Nintendo Switchのゲームカードが苦い理由、海外メディアの相次ぐ“食レポ”に任天堂が説明する

 

いよいよ発売日をむかえた任天堂の新型家庭用ゲーム機Nintendo Switchが、ゲームとは関係のない部分で大いに脚光を浴びている。先日、何を思ったかNintendo Switchのゲームカードを味見するジャーナリストが現れ、想像を絶する苦さがソーシャルメディアで話題になった。これを受けて好奇心の虜になった業界内の食レポ記者が任天堂の歴代ハードでゲームカートリッジの舐め比べを敢行。柑橘類のエキスから風味を取り除いたような独特の苦味を表現した。後日、想定外の味レビューに任天堂が公式に回答。Nintendo Switchのゲームカードを苦く作っている理由を説明している。

 

幅広いユーザー層がターゲットだからこその配慮

事の発端は先月25日。業界メディアGiant BombのゲームジャーナリストJeff Gerstmann氏が、Nintendo Switchのカートリッジを口に入れたことがきっかけだった。自身のTwitterアカウントに、ゲームカードの味が舌から離れないから絶対に真似しないようにと警告文を投稿。この発言がソーシャルメディアで大いに脚光を浴び、ここぞとばかりに食レポへ乗り出す者が続出した。KotakuのシニアリポーターMike Fahey氏は、自身が担当するお菓子の食レポコーナーSnacktakuにて、任天堂の歴代ハードやPlayStation Vitaを対象にゲームソフトを舐め比べ、それぞれの特徴や違いを考察するという一風変わった企画を実施。柑橘類の皮からにじみ出るエキスから風味を取り除いたような荒々しい苦味が、味蕾全体へ山火事のように広がり舌を蹂躙する様子に悶絶している。

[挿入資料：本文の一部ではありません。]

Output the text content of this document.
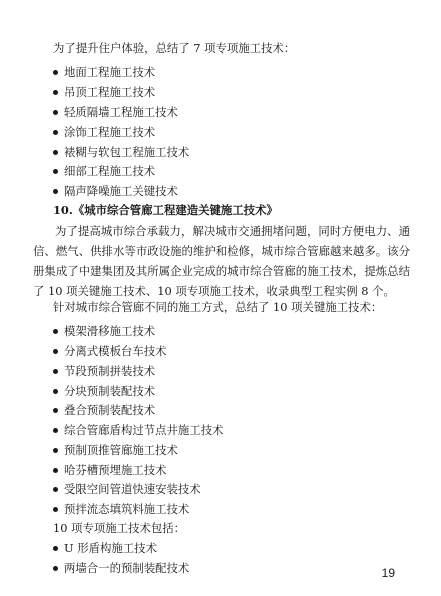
为了提升住户体验，总结了 7 项专项施工技术：
地面工程施工技术
吊顶工程施工技术
轻质隔墙工程施工技术
涂饰工程施工技术
裱糊与软包工程施工技术
细部工程施工技术
隔声降噪施工关键技术
10.《城市综合管廊工程建造关键施工技术》
为了提高城市综合承载力，解决城市交通拥堵问题，同时方便电力、通信、燃气、供排水等市政设施的维护和检修，城市综合管廊越来越多。该分册集成了中建集团及其所属企业完成的城市综合管廊的施工技术，提炼总结了 10 项关键施工技术、10 项专项施工技术，收录典型工程实例 8 个。
针对城市综合管廊不同的施工方式，总结了 10 项关键施工技术：
模架滑移施工技术
分离式模板台车技术
节段预制拼装技术
分块预制装配技术
叠合预制装配技术
综合管廊盾构过节点井施工技术
预制顶推管廊施工技术
哈芬槽预埋施工技术
受限空间管道快速安装技术
预拌流态填筑料施工技术
10 项专项施工技术包括：
U 形盾构施工技术
两墙合一的预制装配技术	19
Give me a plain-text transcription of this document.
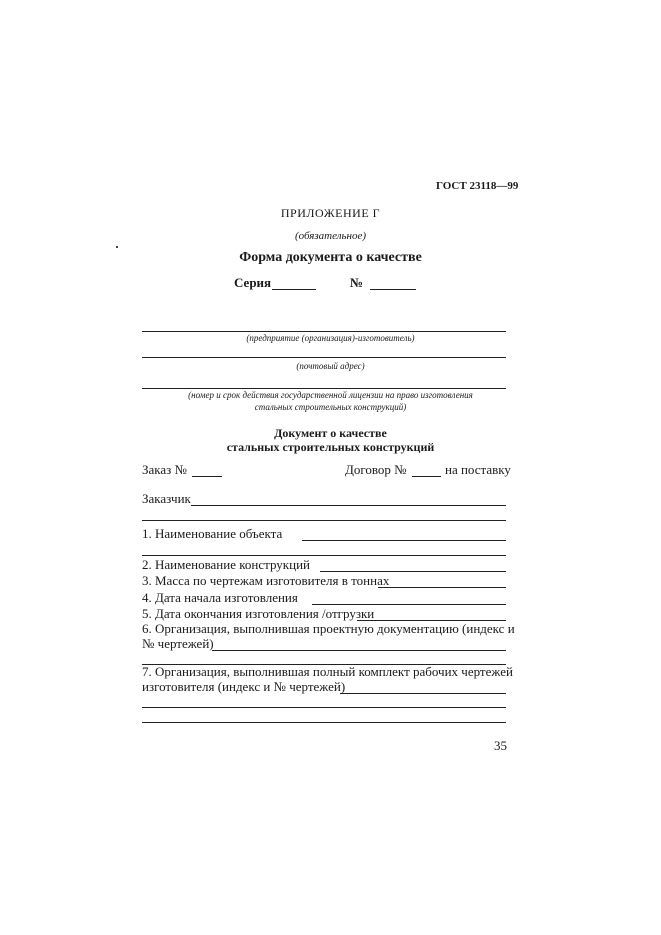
ГОСТ 23118—99
ПРИЛОЖЕНИЕ Г
(обязательное)
Форма документа о качестве
Серия	№
(предприятие (организация)-изготовитель)
(почтовый адрес)
(номер и срок действия государственной лицензии на право изготовления
стальных строительных конструкций)
Документ о качестве
стальных строительных конструкций
Заказ №	Договор №	на поставку
Заказчик
1. Наименование объекта
2. Наименование конструкций
3. Масса по чертежам изготовителя в тоннах
4. Дата начала изготовления
5. Дата окончания изготовления /отгрузки
6. Организация, выполнившая проектную документацию (индекс и
№ чертежей)
7. Организация, выполнившая полный комплект рабочих чертежей
изготовителя (индекс и № чертежей)
35
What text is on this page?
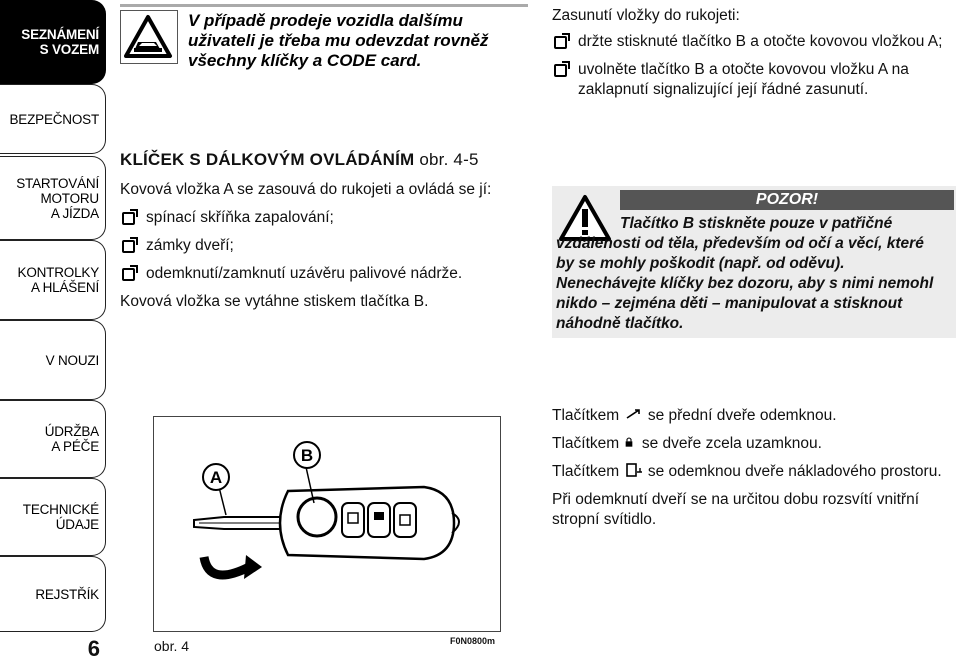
SEZNÁMENÍ
S VOZEM
BEZPEČNOST
STARTOVÁNÍ
MOTORU
A JÍZDA
KONTROLKY
A HLÁŠENÍ
V NOUZI
ÚDRŽBA
A PÉČE
TECHNICKÉ
ÚDAJE
REJSTŘÍK
6
V případě prodeje vozidla dalšímu uživateli je třeba mu odevzdat rovněž všechny klíčky a CODE card.
KLÍČEK S DÁLKOVÝM OVLÁDÁNÍM obr. 4-5
Kovová vložka A se zasouvá do rukojeti a ovládá se jí:
spínací skříňka zapalování;
zámky dveří;
odemknutí/zamknutí uzávěru palivové nádrže.
Kovová vložka se vytáhne stiskem tlačítka B.
A
B
obr. 4	F0N0800m
Zasunutí vložky do rukojeti:
držte stisknuté tlačítko B a otočte kovovou vložkou A;
uvolněte tlačítko B a otočte kovovou vložku A na zaklapnutí signalizující její řádné zasunutí.
POZOR!
Tlačítko B stiskněte pouze v patřičné vzdálenosti od těla, především od očí a věcí, které by se mohly poškodit (např. od oděvu). Nenechávejte klíčky bez dozoru, aby s nimi nemohl nikdo – zejména děti – manipulovat a stisknout náhodně tlačítko.
Tlačítkem se přední dveře odemknou.
Tlačítkem se dveře zcela uzamknou.
Tlačítkem se odemknou dveře nákladového prostoru.
Při odemknutí dveří se na určitou dobu rozsvítí vnitřní stropní svítidlo.
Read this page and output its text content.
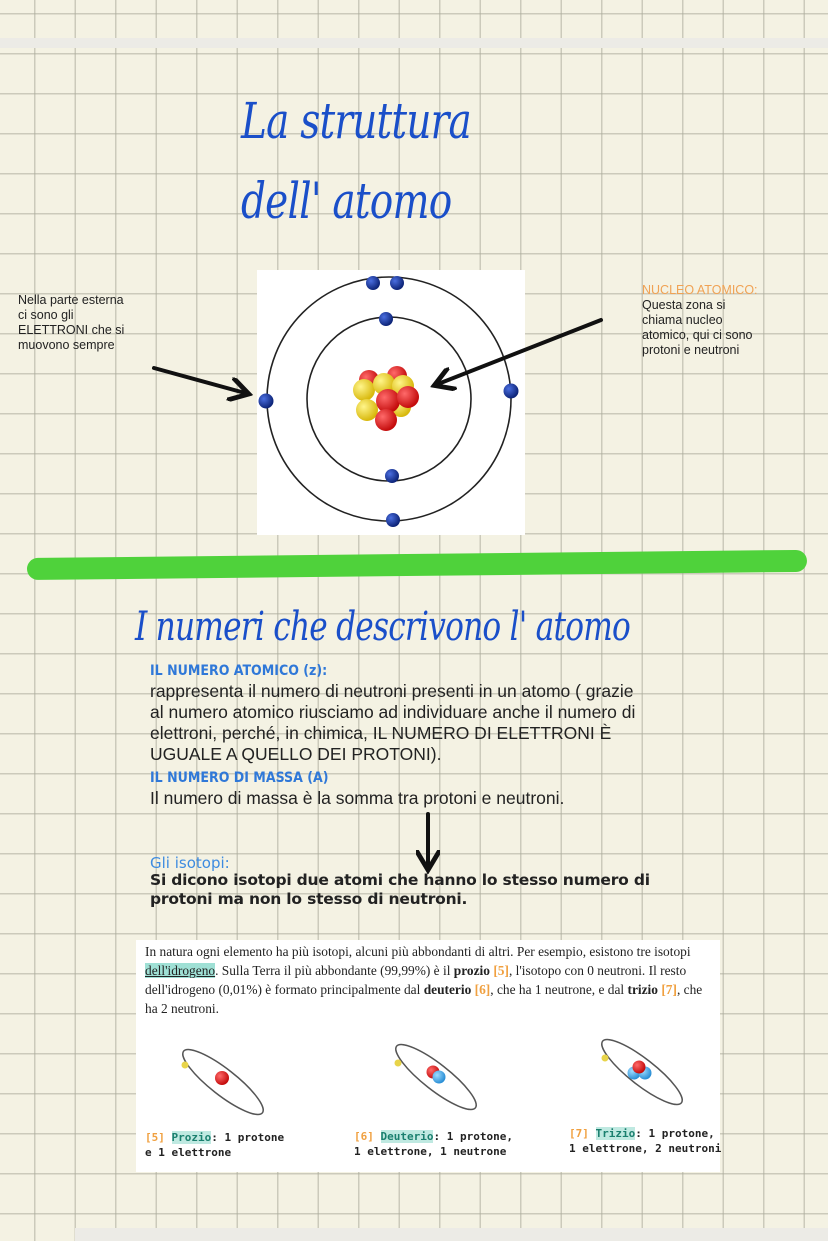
La struttura
dell' atomo
Nella parte esterna
ci sono gli
ELETTRONI che si
muovono sempre
NUCLEO ATOMICO:
Questa zona si
chiama nucleo
atomico, qui ci sono
protoni e neutroni
I numeri che descrivono l' atomo
IL NUMERO ATOMICO (z):
rappresenta il numero di neutroni presenti in un atomo ( grazie
al numero atomico riusciamo ad individuare anche il numero di
elettroni, perché, in chimica, IL NUMERO DI ELETTRONI È
UGUALE A QUELLO DEI PROTONI).
IL NUMERO DI MASSA (A)
Il numero di massa è la somma tra protoni e neutroni.
Gli isotopi:
Si dicono isotopi due atomi che hanno lo stesso numero di
protoni ma non lo stesso di neutroni.
In natura ogni elemento ha più isotopi, alcuni più abbondanti di altri. Per esempio, esistono tre isotopi dell'idrogeno. Sulla Terra il più abbondante (99,99%) è il prozio [5], l'isotopo con 0 neutroni. Il resto dell'idrogeno (0,01%) è formato principalmente dal deuterio [6], che ha 1 neutrone, e dal trizio [7], che ha 2 neutroni.
[5] Prozio: 1 protone
e 1 elettrone
[6] Deuterio: 1 protone,
1 elettrone, 1 neutrone
[7] Trizio: 1 protone,
1 elettrone, 2 neutroni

Fahey氏の問い合わせに対して、任天堂は幼児による誤飲を防止するためにゲームカードにはあえて苦味物質が塗布されていると説明。もちろん人間が口に入れる可能性を想定しているので、健康に害を及ぼすことはない。また、公式サイトのサポートページでも、「ゲームカードをさわった手をなめたら、苦い変な味がしました。健康に害はありませんか?」という質問に対して、「健康に害はありませんのでご安心ください。Nintendo Switchのゲームカードには、苦み成分デナトニウムベンゾエイトが塗られています」と回答している。ちなみにこうした処置は決して珍しいことではない。

デナトニウムベンゾエイトとは芳香族化合物の1種で、最も苦味の強い物質としてギネス世界記録にも登録されている。日本では食品添加物として認可されており、人体に悪影響を及ぼすことはない。極めて低い濃度でも苦味を感じさせる特性から、主に殺虫剤や食器用洗剤、シャンプーなどに誤飲防止の目的で用いられる。また、幼児向けの玩具や小型の電子製品などに塗布されることも少なくない。Fahey氏がファミコンやN64のゲームソフトを舐めた時にNintendo Switchほどの刺激を感じなかったのは、サイズが大き過ぎて口に入らないからだ。

一方で、Nintendo Switchと同等に小さいPlayStation Vitaのゲームカードにはほとんど苦味を感じていない。これは対象年齢の違いによるものだと思われる。任天堂ハードは子供から大人まで幅広いユーザー層をターゲットにしているため、幼児向け玩具と同様の処置が施されているというわけだ。ちなみに任天堂はN64が発売された際も、子供が乱暴に扱っても絶対に壊れないようデザインされた本体強度を前面にアピールしていた。元々は花札を販売していた玩具メーカーだっただけに、子供への配慮を常に怠らないという企業理念が垣間見える。